L’écrivain uruguayen Eduardo Galeano est décédé le 13 avril dernier, d’un cancer, à l’âge de 74 ans. Mondialement connu, il était un conteur hors pair des luttes, histoires et cultures des peuples d’une Amérique latine rebelle, populaire et indigène.



Né à Montevideo en 1940, dans une famille de la petite-bourgeoisie catholique, issue de l’émigration européenne, il est passé par plusieurs métiers avant de devenir l’un des auteurs les plus lus du continent : ouvrier, employé de banque, peintre, caricaturiste… C’est tout d’abord comme journaliste politique qu’il s’affirme, notamment dans les années soixante comme éditeur de l’hebdomadaire « Marcha », puis une fois la dictature uruguayenne (1973-1985) terminée, comme fondateur de « Brecha », autre hebdo de gauche, toujours en activité.

Mais c’est surtout Galeano l’écrivain qui fascine par sa plume exceptionnelle, à la fois simple et poétique, directe et engagée. Toujours à l’écoute des anecdotes de la vie quotidienne de celles et ceux « d’en bas », les oublié-e-s de l’histoire. Il mélange allègrement les genres littéraires pour mieux décrire la réalité latino-américaine (et mondiale) : « L’histoire officielle latino-américaine se réduit à un défilé militaire de grands personnages dont les uniformes ont encore l’odeur de la teinturerie. Je ne suis pas historien. Je suis un écrivain qui voudrait contribuer à la délivrance la mémoire séquestrée de toute l’Amérique, mais surtout de l’Amérique latine, terre dépréciée et qui m’est chère. Je voudrais m’entretenir avec elle, partager ses secrets, lui demander quelles argiles diverses l’ont modelée, de quels actes d’amour et de quels viols elle est issue » (1984). En ce sens, sa trilogie Mémoire du feu (1982-1986) reste un de ses écrits majeurs, aux côtés du Livre des étreintes (1989). [1]
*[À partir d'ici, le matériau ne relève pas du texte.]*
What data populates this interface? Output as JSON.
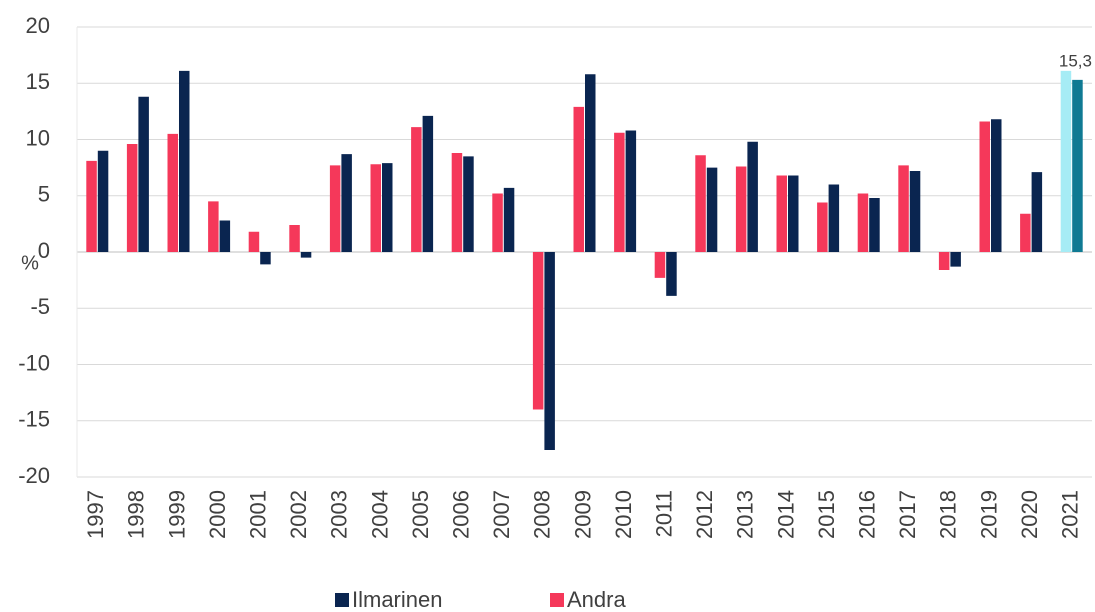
{
  "chart_data": {
    "type": "bar",
    "y_label": "%",
    "categories": [
      "1997",
      "1998",
      "1999",
      "2000",
      "2001",
      "2002",
      "2003",
      "2004",
      "2005",
      "2006",
      "2007",
      "2008",
      "2009",
      "2010",
      "2011",
      "2012",
      "2013",
      "2014",
      "2015",
      "2016",
      "2017",
      "2018",
      "2019",
      "2020",
      "2021"
    ],
    "series": [
      {
        "name": "Andra",
        "color": "#f5385a",
        "colors": [
          "#f5385a",
          "#f5385a",
          "#f5385a",
          "#f5385a",
          "#f5385a",
          "#f5385a",
          "#f5385a",
          "#f5385a",
          "#f5385a",
          "#f5385a",
          "#f5385a",
          "#f5385a",
          "#f5385a",
          "#f5385a",
          "#f5385a",
          "#f5385a",
          "#f5385a",
          "#f5385a",
          "#f5385a",
          "#f5385a",
          "#f5385a",
          "#f5385a",
          "#f5385a",
          "#f5385a",
          "#a6ecf5"
        ],
        "values": [
          8.1,
          9.6,
          10.5,
          4.5,
          1.8,
          2.4,
          7.7,
          7.8,
          11.1,
          8.8,
          5.2,
          -14.0,
          12.9,
          10.6,
          -2.3,
          8.6,
          7.6,
          6.8,
          4.4,
          5.2,
          7.7,
          -1.6,
          11.6,
          3.4,
          16.1
        ]
      },
      {
        "name": "Ilmarinen",
        "color": "#0a2550",
        "colors": [
          "#0a2550",
          "#0a2550",
          "#0a2550",
          "#0a2550",
          "#0a2550",
          "#0a2550",
          "#0a2550",
          "#0a2550",
          "#0a2550",
          "#0a2550",
          "#0a2550",
          "#0a2550",
          "#0a2550",
          "#0a2550",
          "#0a2550",
          "#0a2550",
          "#0a2550",
          "#0a2550",
          "#0a2550",
          "#0a2550",
          "#0a2550",
          "#0a2550",
          "#0a2550",
          "#0a2550",
          "#0f7a93"
        ],
        "values": [
          9.0,
          13.8,
          16.1,
          2.8,
          -1.1,
          -0.5,
          8.7,
          7.9,
          12.1,
          8.5,
          5.7,
          -17.6,
          15.8,
          10.8,
          -3.9,
          7.5,
          9.8,
          6.8,
          6.0,
          4.8,
          7.2,
          -1.3,
          11.8,
          7.1,
          15.3
        ],
        "value_labels": [
          null,
          null,
          null,
          null,
          null,
          null,
          null,
          null,
          null,
          null,
          null,
          null,
          null,
          null,
          null,
          null,
          null,
          null,
          null,
          null,
          null,
          null,
          null,
          null,
          "15,3"
        ]
      }
    ],
    "ylim": [
      -20,
      20
    ],
    "yticks": [
      -20,
      -15,
      -10,
      -5,
      0,
      5,
      10,
      15,
      20
    ],
    "grid": true,
    "legend": "bottom"
  }
}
C’est avec Les veines ouvertes de l’Amérique latine, une contre histoire (1971) qu’il est devenu un écrivain universel, figure d’une lecture anti-impérialiste de l’histoire des colonialismes et du saccage des ressources de l’Amérique Latine. Ainsi qu’il l’affirme alors « le développement est un voyage avec plus de naufragés que de navigants ». Traduit en vingt langues, une nouvelle génération a d’ailleurs recouvert ce livre rebelle et incendiaire plus récemment, lorsque le président vénézuélien Hugo Chávez l’a offert (en espagnol !) à Obama, en 2009, lors du sommet des Amériques.
Galeano, jusqu’à sa mort, a été un opposant au monde capitaliste et à toutes les formes de dominations : patriarcat, destruction de l’environnement, manipulations médiatiques, arrogance des intellectuels, répression du monde magique des enfants, etc. Dans ses nombreux écrits, tout y passe, avec beaucoup d’humour et une certaine joie. Il a aussi été un passionné assumé du ballon rond, dont il a montré les grandeurs et décadences, notamment dans Football, ombre et lumière… Il note dans ce livre : « Comme tous les Uruguayens, j’ai voulu être footballeur. Je jouais très bien, j’étais une vraie merveille, mais seulement la nuit, quand je dormais : pendant la journée, j’étais la pire jambe de bois qu’on ait vu sur les terrains de mon pays ».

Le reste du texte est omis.